The 20 Things That Will Happen on Any Lesbian Vacation:

1. Matching shirts. Preferably with nicknames and numbers. Because the last time you were with this many lesbians was playing college sports. And clearly as a herd of lesbians you don’t already look like a fucking semi pro team.

2. Bring your fair share of cut off tees. Utilize neon in any accessory possible.

3. Its not a casual wear kind of outfit without your headband.

4. Begin speaking only in inside jokes.

5. Make best friends with a new group of girls in the time it takes to buy them shots.

6. Realize how small the lesbian world is when in that new group of friends you realize you actually: played basketball with one of them, date one of their exs, live across the hall from their great aunt.

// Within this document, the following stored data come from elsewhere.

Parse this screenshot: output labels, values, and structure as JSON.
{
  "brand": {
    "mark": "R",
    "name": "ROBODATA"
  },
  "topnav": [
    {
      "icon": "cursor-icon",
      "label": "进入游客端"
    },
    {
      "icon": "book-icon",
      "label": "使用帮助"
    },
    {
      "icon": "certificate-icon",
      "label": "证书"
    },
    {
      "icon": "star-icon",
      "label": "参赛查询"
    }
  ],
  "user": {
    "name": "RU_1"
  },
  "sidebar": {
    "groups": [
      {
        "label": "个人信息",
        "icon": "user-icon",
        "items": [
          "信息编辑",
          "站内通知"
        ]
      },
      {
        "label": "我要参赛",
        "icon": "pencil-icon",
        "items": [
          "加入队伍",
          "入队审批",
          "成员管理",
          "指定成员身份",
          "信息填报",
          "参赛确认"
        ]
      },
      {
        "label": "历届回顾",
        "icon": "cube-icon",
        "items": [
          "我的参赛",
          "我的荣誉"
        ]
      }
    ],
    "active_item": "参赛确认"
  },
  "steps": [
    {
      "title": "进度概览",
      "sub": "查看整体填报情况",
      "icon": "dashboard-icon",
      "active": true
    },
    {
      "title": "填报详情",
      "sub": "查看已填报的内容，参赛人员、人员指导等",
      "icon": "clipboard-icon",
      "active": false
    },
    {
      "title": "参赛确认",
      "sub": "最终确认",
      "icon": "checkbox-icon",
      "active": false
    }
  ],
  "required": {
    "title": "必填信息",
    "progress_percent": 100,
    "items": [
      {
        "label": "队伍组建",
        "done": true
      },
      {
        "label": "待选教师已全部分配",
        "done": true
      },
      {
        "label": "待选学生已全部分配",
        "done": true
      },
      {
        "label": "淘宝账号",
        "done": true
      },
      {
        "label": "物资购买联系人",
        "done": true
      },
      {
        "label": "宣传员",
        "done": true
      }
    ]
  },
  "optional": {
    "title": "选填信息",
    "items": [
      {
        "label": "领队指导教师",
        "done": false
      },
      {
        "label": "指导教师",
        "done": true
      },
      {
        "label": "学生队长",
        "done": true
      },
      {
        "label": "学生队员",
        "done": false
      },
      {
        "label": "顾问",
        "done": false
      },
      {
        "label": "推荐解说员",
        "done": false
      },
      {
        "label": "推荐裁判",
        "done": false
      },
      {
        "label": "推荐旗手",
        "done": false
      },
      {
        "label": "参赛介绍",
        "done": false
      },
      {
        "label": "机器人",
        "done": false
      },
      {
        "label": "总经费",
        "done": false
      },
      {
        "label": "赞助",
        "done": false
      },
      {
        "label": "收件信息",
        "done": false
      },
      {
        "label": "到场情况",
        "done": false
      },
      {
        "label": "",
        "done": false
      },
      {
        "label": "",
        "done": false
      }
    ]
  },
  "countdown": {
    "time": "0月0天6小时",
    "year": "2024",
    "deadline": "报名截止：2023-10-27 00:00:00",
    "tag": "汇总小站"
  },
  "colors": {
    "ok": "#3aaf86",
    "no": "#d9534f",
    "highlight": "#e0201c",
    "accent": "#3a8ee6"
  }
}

7. Take as many pictures as possible showcasing the amount of liquor you are consuming. All alcoholic bottles must be in pictures. MUST.

8. Makeout with the friend you PROMISED you never would.

9. Get into at least one insanely stupid emotional fight with either and ex or fellow team member (best friend).

10. Forget to eat.

11. Become the whore I mean “da man” you’ve always dreamed of.

12. Blackout during daytime hours.

13. Wakeup amongst strangers…and than go to breakfast with them.

14. Lose one friend to them being belligerently drunk. Freak out. Only to find them making out with some girl in the bushes.

15. Have some serious drunken heart to hearts. Including at least one over informing game of “Never Have I Ever”.

16. Puke on a friend.

17. Be involved in some form of competitive sporting event. (flip cup)

18. Lose your phone.

19. Make fun of every group that isn’t yours.

20. Fall in (“omg this was totally unexpected”) love.